During the appointment, ask the retirement person for Form CMS-L564. Take it to your employer to fill in the dates you were covered on the company medical benefit plan. When it's signed, take it back to the SS office. This form qualifies a person for this SEP and means they avoid Part B’s late enrollment penalty, which can add 10% to the cost of Part B.

The SS system will make their Part A effective date retroactive six months.

General Enrollment Period: If a person did not enroll during the IEP or SEP, he will have to wait to enroll in Part B. This could and has happened when a person left employment and elected to continue the group plan coverage with COBRA. In this situation, when COBRA ends they have to wait to enroll in Medicare Part B the first couple months after the next January 1. Coverage, however, would not start until July 1. A person in this situation can enroll in a stand-alone Prescription Drug Plan but would not have any coverage for the 20% of outpatient expenses Medicare does not pay.

Let's look at the types of insurance plans to pay treatment expenses Medicare does not pay. There are two types of what I like to call Medicare Health Plan a person can enroll in. Both are purchased from a private company:

Medicare Supplement: A person who selects this type can receive treatment from any provider in any state who agreed to participate with Medicare and thus accept the reduced level of payment for any approved treatment/service they provide. Medicare normally just pays them 80% of the approved amount.

Medicare Supplement plans, sometimes call a MediGap plan, are approved for use in CT by the DOI. A person in CT can (normally) enroll/change their plan any time for coverage the 1st of the next month. Other states have different enrollment and underwriting rules

These plans have “lettered” names. A has the least coverage, B, C., etc. have more. The use of letters can be confusing since the parts of Medicare also have letter names.
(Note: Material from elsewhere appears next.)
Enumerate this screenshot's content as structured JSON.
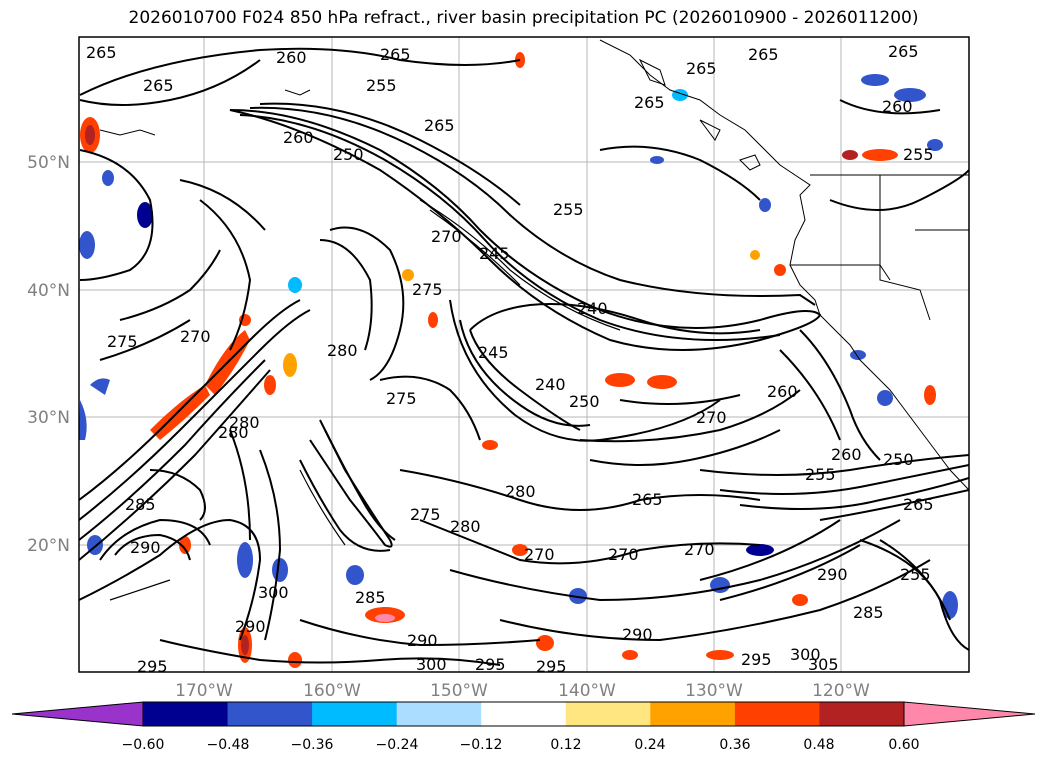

Any Supplement with the same letter from any of the approved companies has identical coverage. However, there can be considerable variation in the monthly cost companies charge for their plan. Here in CT, the DOI approves plan cost.

The second type is a Medicare Advantage Plan (MA), which are also purchased from a private company. A person who selects this type receives, at a minimum, coverage for everything original Medicare does. A couple points on MA plans:

An MA company has a yearly contract with Medicare, is paid a fixed monthly payment for each person who enrolls and administers all the medical treatment a person receives. Plans usually include medications and are then call a MAPD. Individuals usually pay the company a monthly cost.

Plans cover additional benefits such as an annual physical (Medicare does not) and usually offer discounts on or options to buy benefits, such as fitness, dental, vision and hearing not in original Medicare.

All treatment is received from providers in the company’s network.

Availability is based on the county a person lives in. Here in CT, some MA companies offer plans but do not offer all options in all counties.

If an individual is interested in a Medicare Advantage plan, there are different election periods in which they can enroll. Medicare has assigned the following priority to these periods:

The Initial Coverage Election Period: This occurs when a person is first eligible for Medicare. They can elect a Medicare Advantage plan or a MA plan with prescription coverage (MAPD).

Note: There is also an enrollment period at the same time for the person who wants to stay on original Medicare and buy a stand-alone Prescription Drug Plan. It is called an Initial Enrollment Period.

The Medicare Advantage Open Enrollment Period: This option will again be available for 2019. It occurs from January 1st to March 31st and allows a person who was dissatisfied for some reason with their current Medicare Advantage (MA) plan to make a change. They can elect a new MA or return to original Medicare and select a stand alone Prescription Drug Plan.

Special Election Periods: These are for different kinds of situations such as when a person moved to a different state.

Annual Election Period: A period each year in the fall to change coverage for January 1. This is currently October 15 to December 7.

Open Enrollment Period for Institutionalized Individuals: A special period for an individual who is entering or leaving a long-term care facility.